BOC-NAIA seizes 28 kilos of rare agarwood worth P2.4M

 

  • Bureau of Customs intercepted in Pasay City three packages containing 28 kilos of agarwood with an estimated street value of P2.4 million
  • All three packages were shipped by a resident from Davao and bound for the United Arab Emirates without proper Department of Environment and Natural Resources permits
  • Agarwood is found only in the jungles of Mindanao and Visayas and is among the world’s list of endangered species of wild flora

Rare agarwood seized by the Bureau of Customs at a warehouse in Pasay City | Photo from BOC

The Bureau of Customs (BOC) has intercepted three packages containing 28 kilograms (kg) of agarwood—a rare and expensive wood—with an estimated street value of P2.4 million in a warehouse in Pasay City.

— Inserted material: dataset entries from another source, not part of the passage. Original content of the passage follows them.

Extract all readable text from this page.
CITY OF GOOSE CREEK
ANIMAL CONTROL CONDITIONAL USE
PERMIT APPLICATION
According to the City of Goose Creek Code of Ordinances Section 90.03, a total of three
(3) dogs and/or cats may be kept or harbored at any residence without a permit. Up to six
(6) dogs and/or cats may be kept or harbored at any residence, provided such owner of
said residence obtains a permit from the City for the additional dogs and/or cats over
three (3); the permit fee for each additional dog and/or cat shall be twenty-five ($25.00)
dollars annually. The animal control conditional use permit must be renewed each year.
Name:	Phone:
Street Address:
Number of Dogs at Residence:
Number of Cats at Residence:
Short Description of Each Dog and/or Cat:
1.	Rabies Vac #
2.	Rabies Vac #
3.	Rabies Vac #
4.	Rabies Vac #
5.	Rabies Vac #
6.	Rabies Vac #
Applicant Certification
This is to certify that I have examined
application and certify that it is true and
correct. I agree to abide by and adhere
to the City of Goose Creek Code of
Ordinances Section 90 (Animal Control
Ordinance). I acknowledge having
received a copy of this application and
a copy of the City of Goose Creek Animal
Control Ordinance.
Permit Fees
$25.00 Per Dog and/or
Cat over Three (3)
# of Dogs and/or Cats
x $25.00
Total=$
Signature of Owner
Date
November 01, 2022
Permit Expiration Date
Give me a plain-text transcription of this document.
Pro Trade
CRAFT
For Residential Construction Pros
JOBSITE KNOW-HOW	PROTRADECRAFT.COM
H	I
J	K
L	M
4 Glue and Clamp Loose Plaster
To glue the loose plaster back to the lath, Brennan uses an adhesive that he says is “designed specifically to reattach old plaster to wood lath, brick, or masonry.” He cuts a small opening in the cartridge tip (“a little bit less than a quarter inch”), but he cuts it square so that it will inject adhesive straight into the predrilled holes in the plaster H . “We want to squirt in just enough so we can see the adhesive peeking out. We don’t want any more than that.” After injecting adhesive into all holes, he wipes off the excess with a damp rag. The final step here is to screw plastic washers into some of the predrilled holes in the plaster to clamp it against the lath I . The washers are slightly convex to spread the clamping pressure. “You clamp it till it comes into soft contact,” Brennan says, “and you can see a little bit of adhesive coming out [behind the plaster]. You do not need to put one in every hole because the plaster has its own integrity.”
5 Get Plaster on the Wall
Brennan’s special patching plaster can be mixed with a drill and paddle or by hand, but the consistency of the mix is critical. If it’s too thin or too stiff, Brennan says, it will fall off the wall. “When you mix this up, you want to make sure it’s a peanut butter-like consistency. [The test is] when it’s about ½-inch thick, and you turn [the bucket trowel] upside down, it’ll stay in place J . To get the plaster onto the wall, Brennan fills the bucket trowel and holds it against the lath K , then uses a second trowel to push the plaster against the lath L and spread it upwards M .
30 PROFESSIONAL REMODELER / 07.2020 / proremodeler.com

BOC-Ninoy Aquino International Airport (NAIA), in coordination with BOC’s Environment Protection Compliance Division, seized the packages which were misdeclared to contain “face masks and clothes,” “shoes and hand bags,” and “leather jackets, face masks, man pants.”

All three packages were shipped by a resident from Davao and bound for the United Arab Emirates, BOC said in a statement.

Upon x-ray inspection, the packages yielded images different from what was declared by the sender, which prompted a 100% physical examination and the discovery of the 28 kg of agarwood.

Additionally, the packages were being exported without the necessary permits from the Department of Environment and Natural Resources (DENR).

BOC said DENR stressed that selling of agarwood or lapnisan is illegal in the Philippines.

Agarwood is found only in the heart of the jungles of Mindanao and Visayas and is classified under the Convention on International Trade in Endangered Species of Wild Flora and Fauna.

Agarwood produces a resin that is valued for its distinctive fragrance and is formed when the host tree becomes infected with a mold called Phialophora parasitica. The mold infection makes the tree produce a dark aromatic resin called aloes or aga in its heartwood. The fragrant resin is used to make incense, perfume, and medicinal products particularly in the Middle East and Asia.

BOC noted that foreigners are said to hike to remote villages in the country seeking help in finding the rare tree. According to reports, the rare wood is one of the rarest and most expensive in the world, with a kilo fetching as much as P750,000.

BOC said the three packages will be subjected to seizure and forfeiture proceedings for violation of Section 117 (Regulated Shipments), Section 1400 (Misdeclaration) and Section 1113 (Property Subject to Seizure and Forfeiture), all of Republic Act (RA) No. 10863 (Customs Modernization and Tariff Act), in relation to Section 27 (i) [Illegal Transport] of RA 9147 (Wild Life Act).

The agarwood will be turned over to DENR.